Le refus de se ranger dans le « camp de l’Occident » sur la guerre en Ukraine relève principalement du manque de fiabilité reproché à l’administration Biden à tenir son rôle de garant de la sécurité régionale. Riyad et Abu Dhabi ménagent en revanche Moscou, qui s’est imposé comme un acteur du conflit syrien par son soutien au régime d’Assad. De même, ils lui savent gré de s’être abstenu deux fois lors de l’adoption de la résolution 2216 de l’ONU sur la guerre au Yémen, portant sur l’embargo des armes contre le mouvement houthiste, le 14 avril 2015, puis le 28 février 2022.

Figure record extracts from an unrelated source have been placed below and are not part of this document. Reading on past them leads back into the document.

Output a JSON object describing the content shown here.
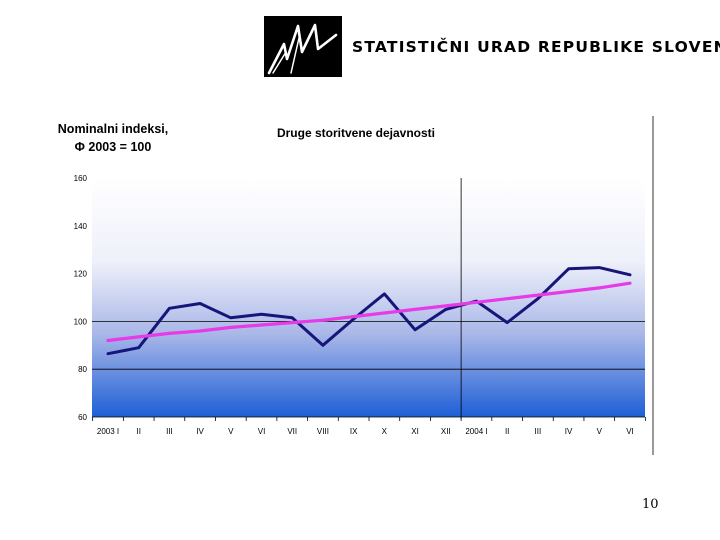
{
  "header": {
    "org_name": "STATISTIČNI URAD REPUBLIKE SLOVENIJE",
    "logo": "surs-logo-icon"
  },
  "chart_data": {
    "type": "line",
    "title": "Druge storitvene dejavnosti",
    "ylabel": "Nominalni indeksi, Φ 2003 = 100",
    "xlabel": "",
    "categories": [
      "2003 I",
      "II",
      "III",
      "IV",
      "V",
      "VI",
      "VII",
      "VIII",
      "IX",
      "X",
      "XI",
      "XII",
      "2004 I",
      "II",
      "III",
      "IV",
      "V",
      "VI"
    ],
    "series": [
      {
        "values": [
          86.5,
          89,
          105.5,
          107.5,
          101.5,
          103,
          101.5,
          90,
          101,
          111.5,
          96.5,
          105,
          108.5,
          99.5,
          109.5,
          122,
          122.5,
          119.5
        ],
        "color": "#15157a"
      },
      {
        "values": [
          92,
          93.5,
          95,
          96,
          97.5,
          98.5,
          99.5,
          100.5,
          102,
          103.5,
          105,
          106.5,
          108,
          109.5,
          111,
          112.5,
          114,
          116
        ],
        "color": "#e63be6"
      }
    ],
    "ylim": [
      60,
      160
    ],
    "yticks": [
      60,
      80,
      100,
      120,
      140,
      160
    ],
    "grid": "y at 80 and 100, vertical divider at 2004 I",
    "background": "blue-gradient"
  },
  "footer": {
    "page_number": "10"
  }
}
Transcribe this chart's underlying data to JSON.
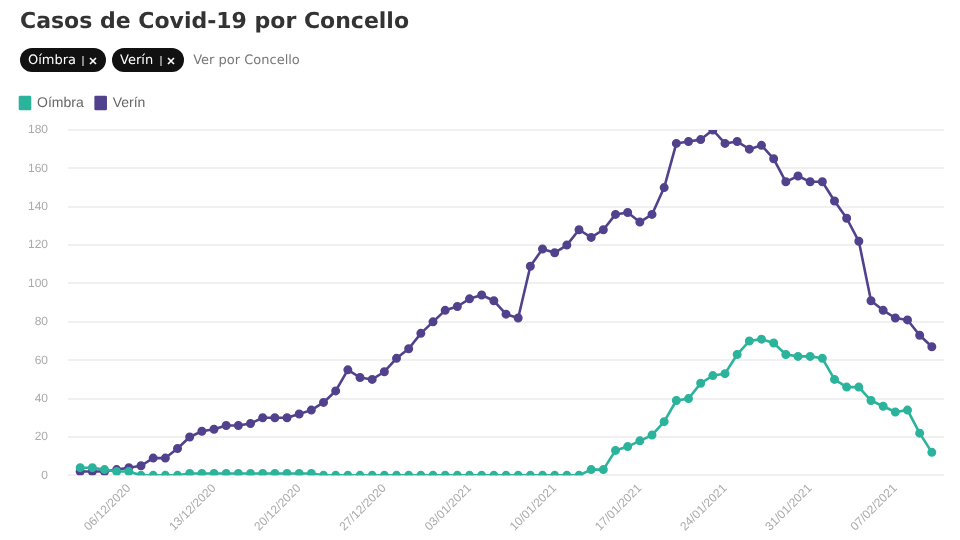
{
  "chart_data": {
    "type": "line",
    "title": "Casos de Covid-19 por Concello",
    "annotations": [
      "Ver por Concello"
    ],
    "x": [
      "2020-12-02",
      "2020-12-03",
      "2020-12-04",
      "2020-12-05",
      "2020-12-06",
      "2020-12-07",
      "2020-12-08",
      "2020-12-09",
      "2020-12-10",
      "2020-12-11",
      "2020-12-12",
      "2020-12-13",
      "2020-12-14",
      "2020-12-15",
      "2020-12-16",
      "2020-12-17",
      "2020-12-18",
      "2020-12-19",
      "2020-12-20",
      "2020-12-21",
      "2020-12-22",
      "2020-12-23",
      "2020-12-24",
      "2020-12-25",
      "2020-12-26",
      "2020-12-27",
      "2020-12-28",
      "2020-12-29",
      "2020-12-30",
      "2020-12-31",
      "2021-01-01",
      "2021-01-02",
      "2021-01-03",
      "2021-01-04",
      "2021-01-05",
      "2021-01-06",
      "2021-01-07",
      "2021-01-08",
      "2021-01-09",
      "2021-01-10",
      "2021-01-11",
      "2021-01-12",
      "2021-01-13",
      "2021-01-14",
      "2021-01-15",
      "2021-01-16",
      "2021-01-17",
      "2021-01-18",
      "2021-01-19",
      "2021-01-20",
      "2021-01-21",
      "2021-01-22",
      "2021-01-23",
      "2021-01-24",
      "2021-01-25",
      "2021-01-26",
      "2021-01-27",
      "2021-01-28",
      "2021-01-29",
      "2021-01-30",
      "2021-01-31",
      "2021-02-01",
      "2021-02-02",
      "2021-02-03",
      "2021-02-04",
      "2021-02-05",
      "2021-02-06",
      "2021-02-07",
      "2021-02-08",
      "2021-02-09",
      "2021-02-10"
    ],
    "series": [
      {
        "name": "Oímbra",
        "color": "#2bb39b",
        "values": [
          4,
          4,
          3,
          2,
          2,
          0,
          0,
          0,
          0,
          1,
          1,
          1,
          1,
          1,
          1,
          1,
          1,
          1,
          1,
          1,
          0,
          0,
          0,
          0,
          0,
          0,
          0,
          0,
          0,
          0,
          0,
          0,
          0,
          0,
          0,
          0,
          0,
          0,
          0,
          0,
          0,
          0,
          3,
          3,
          13,
          15,
          18,
          21,
          28,
          39,
          40,
          48,
          52,
          53,
          63,
          70,
          71,
          69,
          63,
          62,
          62,
          61,
          50,
          46,
          46,
          39,
          36,
          33,
          34,
          22,
          12
        ]
      },
      {
        "name": "Verín",
        "color": "#52418c",
        "values": [
          2,
          2,
          2,
          3,
          4,
          5,
          9,
          9,
          14,
          20,
          23,
          24,
          26,
          26,
          27,
          30,
          30,
          30,
          32,
          34,
          38,
          44,
          55,
          51,
          50,
          54,
          61,
          66,
          74,
          80,
          86,
          88,
          92,
          94,
          91,
          84,
          82,
          109,
          118,
          116,
          120,
          128,
          124,
          128,
          136,
          137,
          132,
          136,
          150,
          173,
          174,
          175,
          180,
          173,
          174,
          170,
          172,
          165,
          153,
          156,
          153,
          153,
          143,
          134,
          122,
          91,
          86,
          82,
          81,
          73,
          67
        ]
      }
    ],
    "xlim": [
      "2020-12-01",
      "2021-02-11"
    ],
    "xticks": [
      {
        "value": "2020-12-06",
        "label": "06/12/2020"
      },
      {
        "value": "2020-12-13",
        "label": "13/12/2020"
      },
      {
        "value": "2020-12-20",
        "label": "20/12/2020"
      },
      {
        "value": "2020-12-27",
        "label": "27/12/2020"
      },
      {
        "value": "2021-01-03",
        "label": "03/01/2021"
      },
      {
        "value": "2021-01-10",
        "label": "10/01/2021"
      },
      {
        "value": "2021-01-17",
        "label": "17/01/2021"
      },
      {
        "value": "2021-01-24",
        "label": "24/01/2021"
      },
      {
        "value": "2021-01-31",
        "label": "31/01/2021"
      },
      {
        "value": "2021-02-07",
        "label": "07/02/2021"
      }
    ],
    "ylim": [
      0,
      180
    ],
    "yticks": [
      0,
      20,
      40,
      60,
      80,
      100,
      120,
      140,
      160,
      180
    ],
    "grid": "y",
    "legend": "top left",
    "marker": "circle",
    "line_style": "solid"
  }
}
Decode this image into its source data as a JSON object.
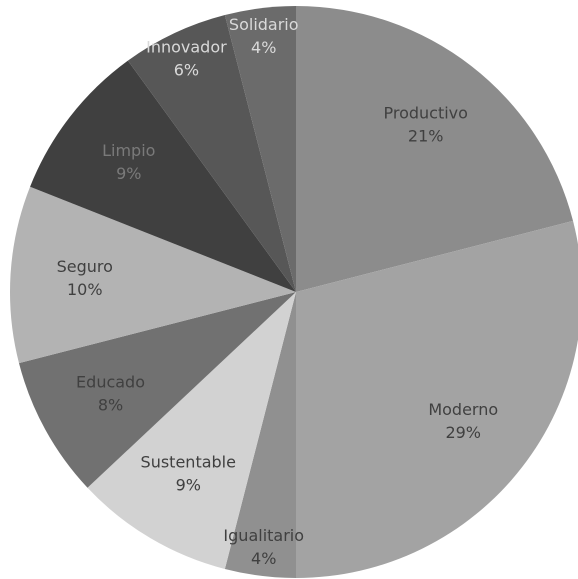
{
  "chart_data": {
    "type": "pie",
    "categories": [
      "Productivo",
      "Moderno",
      "Igualitario",
      "Sustentable",
      "Educado",
      "Seguro",
      "Limpio",
      "Innovador",
      "Solidario"
    ],
    "values": [
      21,
      29,
      4,
      9,
      8,
      10,
      9,
      6,
      4
    ],
    "value_labels": [
      "21%",
      "29%",
      "4%",
      "9%",
      "8%",
      "10%",
      "9%",
      "6%",
      "4%"
    ],
    "colors": [
      "#8c8c8c",
      "#a3a3a3",
      "#909090",
      "#d2d2d2",
      "#717171",
      "#b3b3b3",
      "#404040",
      "#575757",
      "#6b6b6b"
    ],
    "label_colors": [
      "#404040",
      "#404040",
      "#404040",
      "#404040",
      "#404040",
      "#404040",
      "#7a7a7a",
      "#d9d9d9",
      "#d9d9d9"
    ]
  }
}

Le désintérêt stratégique marqué des États-Unis au Moyen-Orient à la faveur de son pivot vers l’Asie ne se dément pas depuis les années Obama mais l’arrivée à la présidence de Joe Biden a accentué la défiance des dirigeants saoudien et émirati. Il est jugé faible et sans cap stratégique clair sur le Moyen-Orient, perception confirmée par son retrait raté d’Afghanistan. De manière plus personnelle, Joe Biden, lors de sa campagne électorale, a qualifié de « paria » le prince héritier Mohammed Bin Salman (MBS), jugé responsable de l’assassinat du journaliste saoudien Jamal Khashoggi en 2018. Une fois élu, il a choisi d’éviter le dauphin au profit de contacts directs avec son homologue, le roi Salman, qui a confié à son héritier le soin de gouverner. À cela s’ajoute sa volonté de rééquilibrer les relations avec les monarchies du Golfe, en conditionnant les ventes d’armes de dernières technologies à une meilleure prise en compte des droits humains et à la réduction de leur coopération technologique avec la Chine.
La révision des termes du contrat d’armements destinés aux EAU par le Congrès, portant sur la vente de 50 avions de combat F35, 18 drones Reaper pour une valeur de 23 milliards de dollars, décidé sous l’administration Trump, a altéré la relation avec le prince héritier d’Abu Dhabi, Mohammed Bin Zayed (MBZ).
En décidant, dès sa prise de fonction, de retirer le mouvement houthiste de la liste des organisations terroristes, Biden s’attire l’ire de ses partenaires. Le sommet tripartite qui s’est tenu à Sharm el-Cheikh le 22 mars (Égypte, EAU, Israël) a adressé une mise en garde à Washington, tenté de retirer le Corps des Gardiens de la Révolution iranienne de la liste des organisations terroristes en échange de la signature rapide de l’accord sur le nucléaire iranien. Cette situation aurait pour conséquence d’accélérer le retour de l’Iran dans un marché des hydrocarbures tendu et soulagerait la tension inflationniste qui pèse dans le monde, susceptible de fragiliser les démocraties occidentales où se tiennent des échéances électorales. Traditionnellement proches du parti Républicain sur le dossier iranien, Abu Dhabi et Riyad accentuent d’autant la pression sur une administration Biden affaiblie, dans l’objectif de voir le camp démocrate perdre les élections sénatoriales américaines de mi-mandat, qui auront lieu le 8 novembre 2022.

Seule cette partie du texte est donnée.